Leos Carax’s Holy Motors, currently playing at Film Forum, is surrealism that is not like Dali or Bunuel or David Lynch. If there’s a Theater of the Absurd, characterized by the work of Ionesco, Beckett, Genet and Pinter in which meaning is turned upside down—in terms of the signifiers of personality and language—then Holy Motors represents the Cinema of the Absurd. However, for a surrealist or absurdist work Holy Motors is oddly linear. The main character Mr. Oscar (an allusion to the Oscars?) is driven around Paris in a white stretch limo by his elegant blond chauffeur Celine (an allusion to Louis-Ferdinand Celine the author of the surreal Journey to the End of the Night?).  In this regard, Holy Motors can also be viewed as a road movie. Mr. Oscar dons varying guises as he fulfills his successsive “rendezvous.” He’s dressed as a crippled beggar, as a superhero whose feats are played out in a series of images that represent an amalgam of an MRI and a video game, and a Christ figure with an erection who kidnaps a top fashion model and dresses her in a burka. In two of his assignations he murders himself, quickly surviving in the form of a double (was the director influenced Dostoevsky’s The Double: A Petersburg Poem or the Borges story based on it, The Other?).

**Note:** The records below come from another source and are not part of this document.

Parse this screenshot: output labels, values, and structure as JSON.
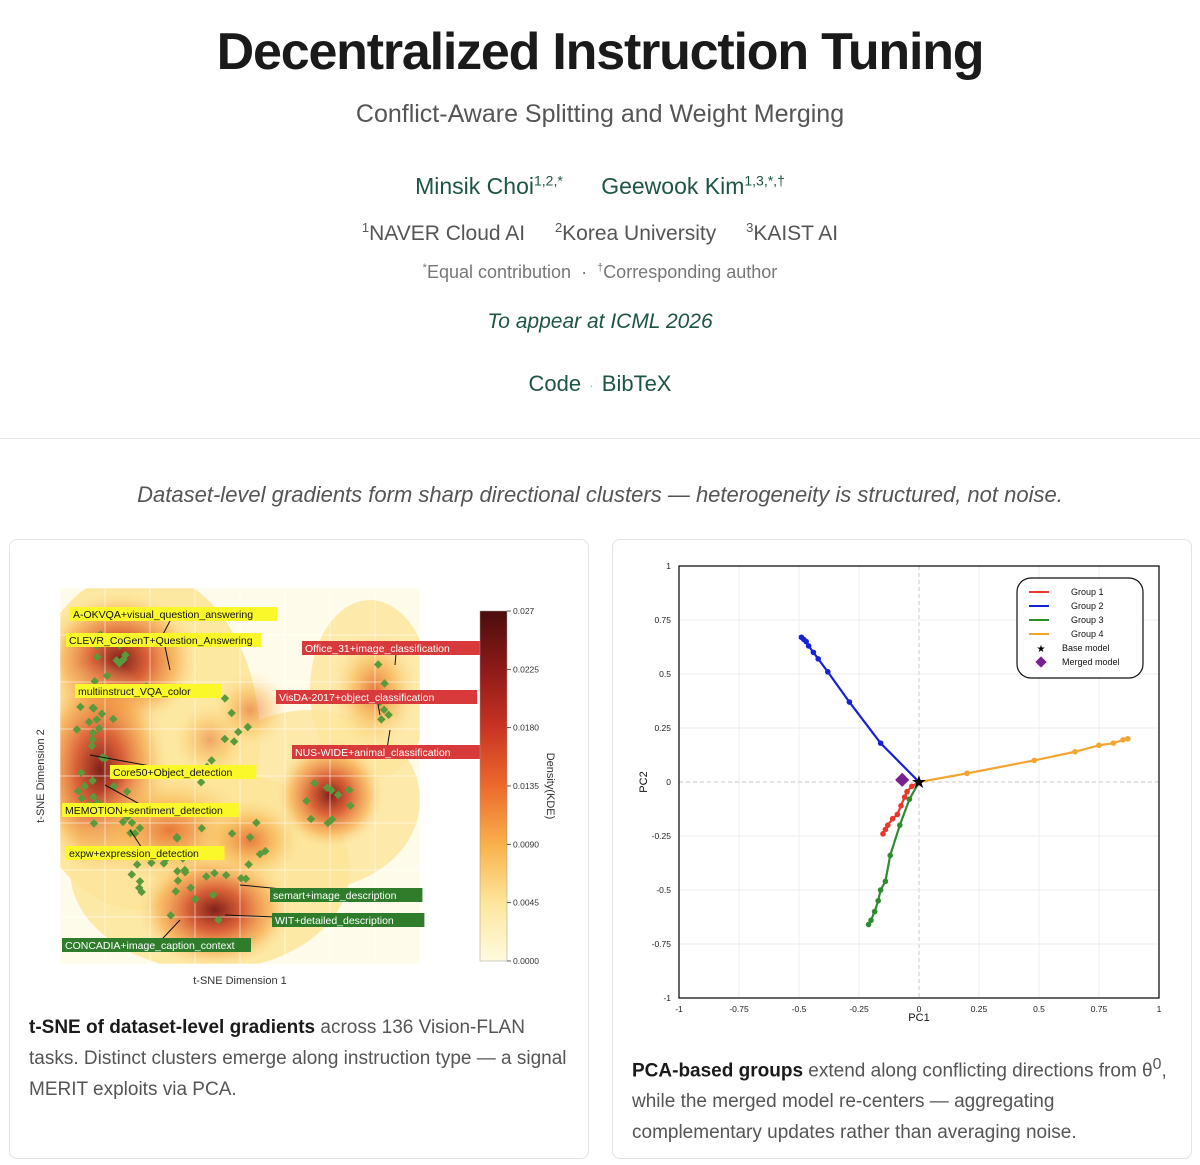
{
  "header": {
    "title": "Decentralized Instruction Tuning",
    "subtitle": "Conflict-Aware Splitting and Weight Merging",
    "authors": [
      {
        "name": "Minsik Choi",
        "sup": "1,2,*"
      },
      {
        "name": "Geewook Kim",
        "sup": "1,3,*,†"
      }
    ],
    "affiliations": [
      {
        "sup": "1",
        "name": "NAVER Cloud AI"
      },
      {
        "sup": "2",
        "name": "Korea University"
      },
      {
        "sup": "3",
        "name": "KAIST AI"
      }
    ],
    "notes": [
      {
        "sup": "*",
        "text": "Equal contribution"
      },
      {
        "sup": "†",
        "text": "Corresponding author"
      }
    ],
    "notes_sep": "·",
    "venue": "To appear at ICML 2026",
    "links": [
      "Code",
      "BibTeX"
    ],
    "links_sep": "·"
  },
  "tagline": "Dataset-level gradients form sharp directional clusters — heterogeneity is structured, not noise.",
  "left_card": {
    "caption_bold": "t-SNE of dataset-level gradients",
    "caption_rest": " across 136 Vision-FLAN tasks. Distinct clusters emerge along instruction type — a signal MERIT exploits via PCA."
  },
  "right_card": {
    "caption_bold": "PCA-based groups",
    "caption_mid": " extend along conflicting directions from θ",
    "caption_sup": "0",
    "caption_rest": ", while the merged model re-centers — aggregating complementary updates rather than averaging noise."
  },
  "chart_data": [
    {
      "type": "heatmap",
      "subtype": "kde-density-with-scatter",
      "xlabel": "t-SNE Dimension 1",
      "ylabel": "t-SNE Dimension 2",
      "colorbar_label": "Density(KDE)",
      "colorbar_ticks": [
        "0.0000",
        "0.0045",
        "0.0090",
        "0.0135",
        "0.0180",
        "0.0225",
        "0.027"
      ],
      "colorbar_range": [
        0,
        0.027
      ],
      "point_color": "#5a9a3c",
      "colormap": [
        "#fffbe0",
        "#fde59a",
        "#f9b24c",
        "#ec6a2c",
        "#c73322",
        "#8f1a18",
        "#4a0d0d"
      ],
      "annotations": [
        {
          "text": "A-OKVQA+visual_question_answering",
          "color": "yellow"
        },
        {
          "text": "CLEVR_CoGenT+Question_Answering",
          "color": "yellow"
        },
        {
          "text": "multiinstruct_VQA_color",
          "color": "yellow"
        },
        {
          "text": "Core50+Object_detection",
          "color": "yellow"
        },
        {
          "text": "MEMOTION+sentiment_detection",
          "color": "yellow"
        },
        {
          "text": "expw+expression_detection",
          "color": "yellow"
        },
        {
          "text": "Office_31+image_classification",
          "color": "red"
        },
        {
          "text": "VisDA-2017+object_classification",
          "color": "red"
        },
        {
          "text": "NUS-WIDE+animal_classification",
          "color": "red"
        },
        {
          "text": "semart+image_description",
          "color": "green"
        },
        {
          "text": "WIT+detailed_description",
          "color": "green"
        },
        {
          "text": "CONCADIA+image_caption_context",
          "color": "green"
        }
      ]
    },
    {
      "type": "line",
      "xlabel": "PC1",
      "ylabel": "PC2",
      "xlim": [
        -1,
        1
      ],
      "ylim": [
        -1,
        1
      ],
      "xticks": [
        "-1",
        "-0.75",
        "-0.5",
        "-0.25",
        "0",
        "0.25",
        "0.5",
        "0.75",
        "1"
      ],
      "yticks": [
        "1",
        "0.75",
        "0.5",
        "0.25",
        "0",
        "-0.25",
        "-0.5",
        "-0.75",
        "-1"
      ],
      "grid": true,
      "legend_position": "top-right",
      "series": [
        {
          "name": "Group 1",
          "color": "#e8372c",
          "x": [
            0.0,
            -0.03,
            -0.05,
            -0.06,
            -0.075,
            -0.09,
            -0.11,
            -0.13,
            -0.14,
            -0.15
          ],
          "y": [
            0.0,
            -0.02,
            -0.045,
            -0.07,
            -0.11,
            -0.15,
            -0.17,
            -0.2,
            -0.22,
            -0.24
          ]
        },
        {
          "name": "Group 2",
          "color": "#1620d8",
          "x": [
            0.0,
            -0.16,
            -0.29,
            -0.38,
            -0.42,
            -0.44,
            -0.46,
            -0.47,
            -0.48,
            -0.49
          ],
          "y": [
            0.0,
            0.18,
            0.37,
            0.51,
            0.57,
            0.6,
            0.63,
            0.65,
            0.66,
            0.67
          ]
        },
        {
          "name": "Group 3",
          "color": "#2e8b2e",
          "x": [
            0.0,
            -0.04,
            -0.08,
            -0.12,
            -0.14,
            -0.16,
            -0.17,
            -0.185,
            -0.2,
            -0.21
          ],
          "y": [
            0.0,
            -0.08,
            -0.2,
            -0.34,
            -0.46,
            -0.5,
            -0.55,
            -0.6,
            -0.64,
            -0.66
          ]
        },
        {
          "name": "Group 4",
          "color": "#f2a531",
          "x": [
            0.0,
            0.2,
            0.48,
            0.65,
            0.75,
            0.81,
            0.85,
            0.87
          ],
          "y": [
            0.0,
            0.04,
            0.1,
            0.14,
            0.17,
            0.18,
            0.195,
            0.2
          ]
        }
      ],
      "markers": [
        {
          "name": "Base model",
          "symbol": "star",
          "color": "#000000",
          "x": 0.0,
          "y": 0.0
        },
        {
          "name": "Merged model",
          "symbol": "diamond",
          "color": "#7a1f8f",
          "x": -0.07,
          "y": 0.01
        }
      ]
    }
  ]
}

In several sequences Carax reverts to more classic drama. In one the punishment Oscar’s daughter, Angele, receives for lying is “to be you, to have to live with yourself.” In another the aged Oscar who has been transformed into a character named Mr. Vorgan apologizes to his niece for giving her the money to attract a man who doesn’t love her, but the emotion conjured up is quickly cut short as Carax’s character gets up from his death bed, pats his niece and his dog, and walks off. The movie ends with Celine returning her stretch to Holy Motors where all the cars talk to each other before being swallowed up by the darkness.